Bolstered by $1 million in funding from a 2020 Blavatnik Therapeutics Challenge Award, a primate study is ongoing. So far, one ASO has been tested in one animal at different timepoints and doses. The molecule does not seem to be toxic and appears to alter the GRN gene as expected. There are also signs that the ASO increases progranulin production in the brain, although the researchers are working on developing better ways to measure protein levels. The molecule needs to be tested in more primates, the researchers cautioned, and they also plan to test the other ASOs they designed, but the results so far seem promising.
“The ASO seems to work as well in a primate as was demonstrated in human cell lines,” Yu said. “This gets you pretty far along the path of what it takes to move something towards the clinic.”
If the primate study continues to yield the desired outcomes, the researchers plan to move on to testing the ASO in clinical trials with humans.
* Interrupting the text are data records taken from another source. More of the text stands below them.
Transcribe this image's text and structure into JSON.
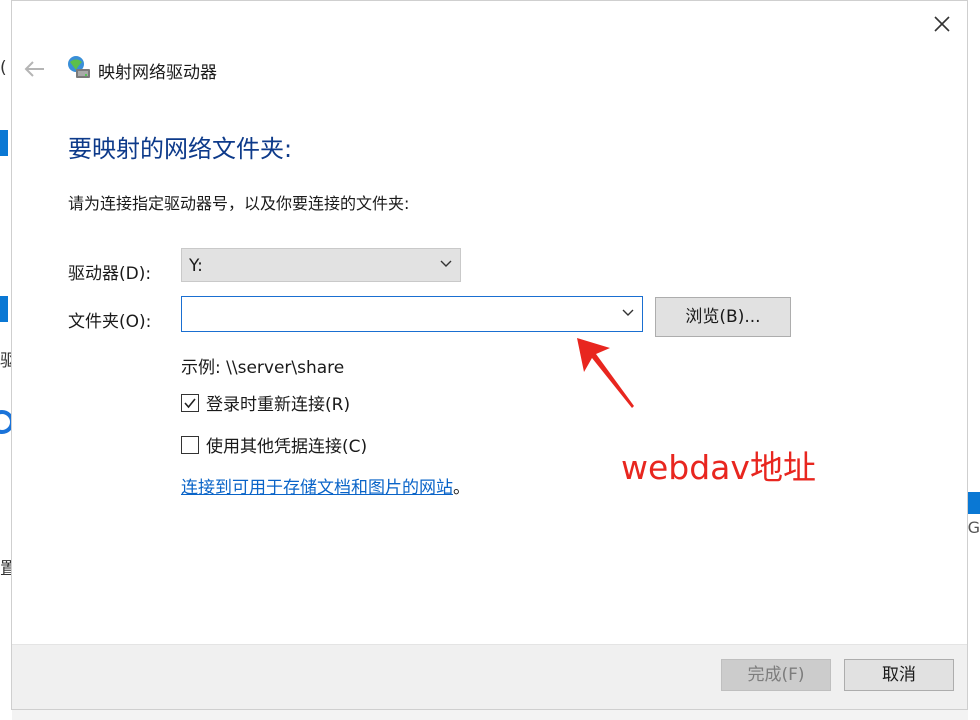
{
  "background": {
    "left_fragments": [
      "(",
      "驱",
      "置"
    ],
    "right_fragment": "G"
  },
  "dialog": {
    "title": "映射网络驱动器",
    "heading": "要映射的网络文件夹:",
    "instruction": "请为连接指定驱动器号，以及你要连接的文件夹:",
    "drive_label": "驱动器(D):",
    "drive_value": "Y:",
    "folder_label": "文件夹(O):",
    "folder_value": "",
    "folder_placeholder": "",
    "browse_label": "浏览(B)...",
    "example_text": "示例: \\\\server\\share",
    "reconnect_label": "登录时重新连接(R)",
    "reconnect_checked": true,
    "other_credentials_label": "使用其他凭据连接(C)",
    "other_credentials_checked": false,
    "link_text": "连接到可用于存储文档和图片的网站",
    "link_suffix": "。"
  },
  "footer": {
    "finish_label": "完成(F)",
    "cancel_label": "取消"
  },
  "annotation": {
    "text": "webdav地址",
    "color": "#e8261f"
  },
  "colors": {
    "heading": "#0d3a8a",
    "link": "#0a64c8",
    "focus_border": "#1a6fd1"
  }
}
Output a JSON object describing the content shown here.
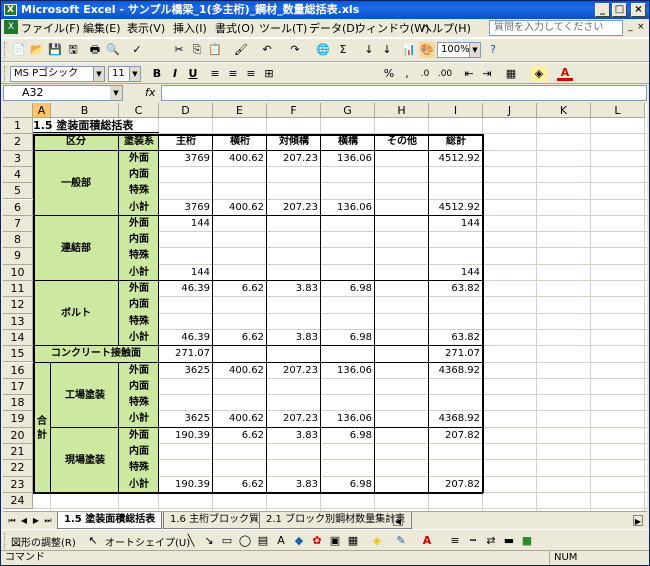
{
  "window": {
    "title": "Microsoft Excel - サンプル橋梁_1(多主桁)_鋼材_数量総括表.xls",
    "icon_text": "X"
  },
  "title_buttons": [
    "_",
    "□",
    "×"
  ],
  "menu": {
    "items": [
      "ファイル(F)",
      "編集(E)",
      "表示(V)",
      "挿入(I)",
      "書式(O)",
      "ツール(T)",
      "データ(D)",
      "ウィンドウ(W)",
      "ヘルプ(H)"
    ],
    "help_placeholder": "質問を入力してください",
    "doc_buttons": [
      "_",
      "□",
      "×"
    ]
  },
  "standard_toolbar": {
    "icons": [
      "📄",
      "📂",
      "💾",
      "🖫",
      "🖶",
      "🔍",
      "✓",
      "✂",
      "⎘",
      "📋",
      "🖌",
      "↶",
      "↷",
      "🌐",
      "Σ",
      "↓",
      "↓",
      "📊",
      "🎨"
    ],
    "zoom": "100%",
    "help_icon": "?"
  },
  "format_toolbar": {
    "font": "MS Pゴシック",
    "size": "11",
    "buttons": [
      "B",
      "I",
      "U",
      "≡",
      "≡",
      "≡",
      "⊞",
      "%",
      ",",
      ".0",
      ".00",
      "⇤",
      "⇥",
      "▦",
      "A"
    ]
  },
  "formula_bar": {
    "name_box": "A32",
    "fx": "fx",
    "value": ""
  },
  "columns": [
    "A",
    "B",
    "C",
    "D",
    "E",
    "F",
    "G",
    "H",
    "I",
    "J",
    "K",
    "L"
  ],
  "rows": [
    "1",
    "2",
    "3",
    "4",
    "5",
    "6",
    "7",
    "8",
    "9",
    "10",
    "11",
    "12",
    "13",
    "14",
    "15",
    "16",
    "17",
    "18",
    "19",
    "20",
    "21",
    "22",
    "23",
    "24"
  ],
  "sheet_title": "1.5 塗装面積総括表",
  "headers": {
    "category": "区分",
    "paint": "塗装系",
    "main": "主桁",
    "cross": "横桁",
    "sway": "対傾構",
    "lateral": "横構",
    "other": "その他",
    "total": "総計"
  },
  "groups": {
    "general": "一般部",
    "joint": "連結部",
    "bolt": "ボルト",
    "concrete": "コンクリート接触面",
    "summary": "合計",
    "factory": "工場塗装",
    "site": "現場塗装"
  },
  "paint_types": [
    "外面",
    "内面",
    "特殊",
    "小計"
  ],
  "values": {
    "general": [
      [
        "3769",
        "400.62",
        "207.23",
        "136.06",
        "",
        "4512.92"
      ],
      [
        "",
        "",
        "",
        "",
        "",
        ""
      ],
      [
        "",
        "",
        "",
        "",
        "",
        ""
      ],
      [
        "3769",
        "400.62",
        "207.23",
        "136.06",
        "",
        "4512.92"
      ]
    ],
    "joint": [
      [
        "144",
        "",
        "",
        "",
        "",
        "144"
      ],
      [
        "",
        "",
        "",
        "",
        "",
        ""
      ],
      [
        "",
        "",
        "",
        "",
        "",
        ""
      ],
      [
        "144",
        "",
        "",
        "",
        "",
        "144"
      ]
    ],
    "bolt": [
      [
        "46.39",
        "6.62",
        "3.83",
        "6.98",
        "",
        "63.82"
      ],
      [
        "",
        "",
        "",
        "",
        "",
        ""
      ],
      [
        "",
        "",
        "",
        "",
        "",
        ""
      ],
      [
        "46.39",
        "6.62",
        "3.83",
        "6.98",
        "",
        "63.82"
      ]
    ],
    "concrete": [
      "271.07",
      "",
      "",
      "",
      "",
      "271.07"
    ],
    "factory": [
      [
        "3625",
        "400.62",
        "207.23",
        "136.06",
        "",
        "4368.92"
      ],
      [
        "",
        "",
        "",
        "",
        "",
        ""
      ],
      [
        "",
        "",
        "",
        "",
        "",
        ""
      ],
      [
        "3625",
        "400.62",
        "207.23",
        "136.06",
        "",
        "4368.92"
      ]
    ],
    "site": [
      [
        "190.39",
        "6.62",
        "3.83",
        "6.98",
        "",
        "207.82"
      ],
      [
        "",
        "",
        "",
        "",
        "",
        ""
      ],
      [
        "",
        "",
        "",
        "",
        "",
        ""
      ],
      [
        "190.39",
        "6.62",
        "3.83",
        "6.98",
        "",
        "207.82"
      ]
    ]
  },
  "tabs": [
    "1.5 塗装面積総括表",
    "1.6 主桁ブロック質量",
    "2.1 ブロック別鋼材数量集計表"
  ],
  "tab_nav": [
    "⏮",
    "◀",
    "▶",
    "⏭"
  ],
  "draw_toolbar": {
    "draw_label": "図形の調整(R)",
    "autoshape_label": "オートシェイプ(U)"
  },
  "status": {
    "left": "コマンド",
    "num": "NUM"
  },
  "colors": {
    "green": "#cde8a0",
    "title_blue": "#0a58d8"
  }
}
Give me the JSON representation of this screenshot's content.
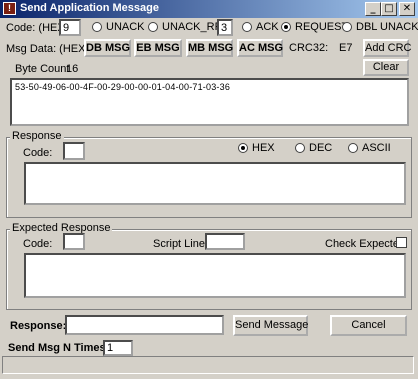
{
  "window": {
    "title": "Send Application Message",
    "app_icon_glyph": "!",
    "minimize_glyph": "_",
    "maximize_glyph": "□",
    "close_glyph": "✕"
  },
  "code": {
    "label": "Code: (HEX)",
    "value": "9"
  },
  "msg_type": {
    "unack": "UNACK",
    "unack_rpt": "UNACK_RPT",
    "rpt_count": "3",
    "ack": "ACK",
    "request": "REQUEST",
    "dbl_unack": "DBL UNACK",
    "selected": "REQUEST"
  },
  "msg_data": {
    "label": "Msg Data: (HEX)",
    "db_msg": "DB MSG",
    "eb_msg": "EB MSG",
    "mb_msg": "MB MSG",
    "ac_msg": "AC MSG",
    "crc_label": "CRC32:",
    "crc_value": "E7",
    "add_crc": "Add CRC",
    "byte_count_label": "Byte Count",
    "byte_count_value": "16",
    "clear": "Clear",
    "data_text": "53-50-49-06-00-4F-00-29-00-00-01-04-00-71-03-36"
  },
  "response_group": {
    "title": "Response",
    "code_label": "Code:",
    "code_value": "",
    "hex": "HEX",
    "dec": "DEC",
    "ascii": "ASCII",
    "selected_format": "HEX",
    "text": ""
  },
  "expected_group": {
    "title": "Expected Response",
    "code_label": "Code:",
    "code_value": "",
    "script_line_label": "Script Line:",
    "script_line_value": "",
    "check_expected_label": "Check Expected",
    "check_expected": false,
    "text": ""
  },
  "bottom": {
    "response_label": "Response:",
    "response_value": "",
    "send_message": "Send Message",
    "cancel": "Cancel",
    "send_n_label": "Send Msg N Times:",
    "send_n_value": "1"
  }
}
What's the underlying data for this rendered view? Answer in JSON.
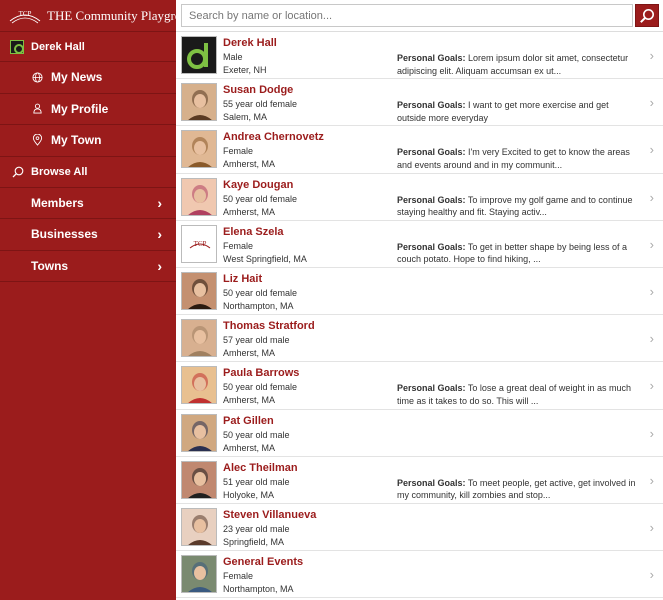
{
  "brand": {
    "logo_text": "TCP",
    "title": "THE Community Playground"
  },
  "user": {
    "name": "Derek Hall"
  },
  "nav_sub": [
    {
      "label": "My News",
      "icon": "globe-icon"
    },
    {
      "label": "My Profile",
      "icon": "person-icon"
    },
    {
      "label": "My Town",
      "icon": "map-pin-icon"
    }
  ],
  "browse": {
    "label": "Browse All",
    "icon": "search-icon"
  },
  "nav_main": [
    {
      "label": "Members"
    },
    {
      "label": "Businesses"
    },
    {
      "label": "Towns"
    }
  ],
  "search": {
    "placeholder": "Search by name or location..."
  },
  "goals_label": "Personal Goals:",
  "members": [
    {
      "name": "Derek Hall",
      "line1": "Male",
      "line2": "Exeter, NH",
      "goals": "Lorem ipsum dolor sit amet, consectetur adipiscing elit. Aliquam accumsan ex ut...",
      "thumb": "logo-d"
    },
    {
      "name": "Susan Dodge",
      "line1": "55 year old female",
      "line2": "Salem, MA",
      "goals": "I want to get more exercise and get outside more everyday",
      "thumb": "photo"
    },
    {
      "name": "Andrea Chernovetz",
      "line1": "Female",
      "line2": "Amherst, MA",
      "goals": "I'm very Excited to get to know the areas and events around and in my communit...",
      "thumb": "photo"
    },
    {
      "name": "Kaye Dougan",
      "line1": "50 year old female",
      "line2": "Amherst, MA",
      "goals": "To improve my golf game and to continue staying healthy and fit. Staying activ...",
      "thumb": "photo"
    },
    {
      "name": "Elena Szela",
      "line1": "Female",
      "line2": "West Springfield, MA",
      "goals": "To get in better shape by being less of a couch potato. Hope to find hiking, ...",
      "thumb": "tcp"
    },
    {
      "name": "Liz Hait",
      "line1": "50 year old female",
      "line2": "Northampton, MA",
      "goals": "",
      "thumb": "photo"
    },
    {
      "name": "Thomas Stratford",
      "line1": "57 year old male",
      "line2": "Amherst, MA",
      "goals": "",
      "thumb": "photo"
    },
    {
      "name": "Paula Barrows",
      "line1": "50 year old female",
      "line2": "Amherst, MA",
      "goals": "To lose a great deal of weight in as much time as it takes to do so. This will ...",
      "thumb": "photo"
    },
    {
      "name": "Pat Gillen",
      "line1": "50 year old male",
      "line2": "Amherst, MA",
      "goals": "",
      "thumb": "photo"
    },
    {
      "name": "Alec Theilman",
      "line1": "51 year old male",
      "line2": "Holyoke, MA",
      "goals": "To meet people, get active, get involved in my community, kill zombies and stop...",
      "thumb": "photo"
    },
    {
      "name": "Steven Villanueva",
      "line1": "23 year old male",
      "line2": "Springfield, MA",
      "goals": "",
      "thumb": "photo"
    },
    {
      "name": "General Events",
      "line1": "Female",
      "line2": "Northampton, MA",
      "goals": "",
      "thumb": "photo"
    }
  ],
  "colors": {
    "accent": "#9b1c1c",
    "accent_dark": "#7d1414",
    "logo_green": "#7ec043"
  }
}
The ASO would not only need to alter the GRN gene and increase progranulin levels, but, most importantly, to have a functional effect on patients with FTD. The ultimate yardstick of success, Yu said, would be demonstrable slowing of disease progression.
“Most likely, a treatment like this would be a potential way to keep the disease from progressing further,” Yu said.
More to come
The chance to work on a therapy has been especially rewarding for Park, who typically spends his time on the computational side of things, far removed from the clinic.
“We always consider how the algorithms that we develop might have some tangible impact, and this is a situation where we went from looking at genomic data to identifying the molecule and doing primate experiments in a very short time,” Park said. “We typically think of a pharmaceutical company spending many years to develop a drug, but here, a single brilliant postdoctoral fellow at a computer used publicly available data to come up with a promising drug candidate in only a few weeks.”
The researchers remain excited about the ASOs they designed, both for their potential to become drugs for FTD, as well as for their contribution to a growing class of novel therapies. The ASOs will continue to be developed by a company set to launch later this year.
ASOs offer several advantages as therapies, Park said. They can be injected directly into the spine, which allows them to easily enter the brain without having to traverse the near-impenetrable blood–brain barrier that prevents so many medications from reaching their targets in the brain. Also, unlike the gene-editing tool CRISPR, ASOs don’t permanently alter a patient’s DNA, which means doses can be adjusted to a patient’s changing needs over time.
Park noted that the GRN gene their ASOs target may also play a role in neurodegenerative diseases beyond FTD, including amyotrophic lateral sclerosis (ALS) and Alzheimer's.
Moreover, it may be possible to develop similar ASOs for neurodegenerative diseases or developmental conditions driven by other mutations that affect only a single gene copy.
“The question is whether you can pull this molecular trick for other neurologic gene targets,” Yu said. “One of the broader avenues for future research is exploring if this strategy can be recycled and applied to other conditions.”
The speed at which the project progressed was largely a result of a collaboration across multiple labs and areas of expertise. For Yu it also highlights the promise of gene-targeting treatments.
“Taking an idea and advancing it this far this quickly really does point out how promising this technology is. Our ASO is not a clinical drug yet — there are a lot more steps — but we showed that the concept and the strategy are robust,” Yu said. “The story is as much about this process for making these genetically targeted therapies as it is about this particular ASO for this particular disease.”
And while the story is far from over, the researchers hope that what started as an idea and a fortuitously timed collaboration will, in the end, be life-changing for patients.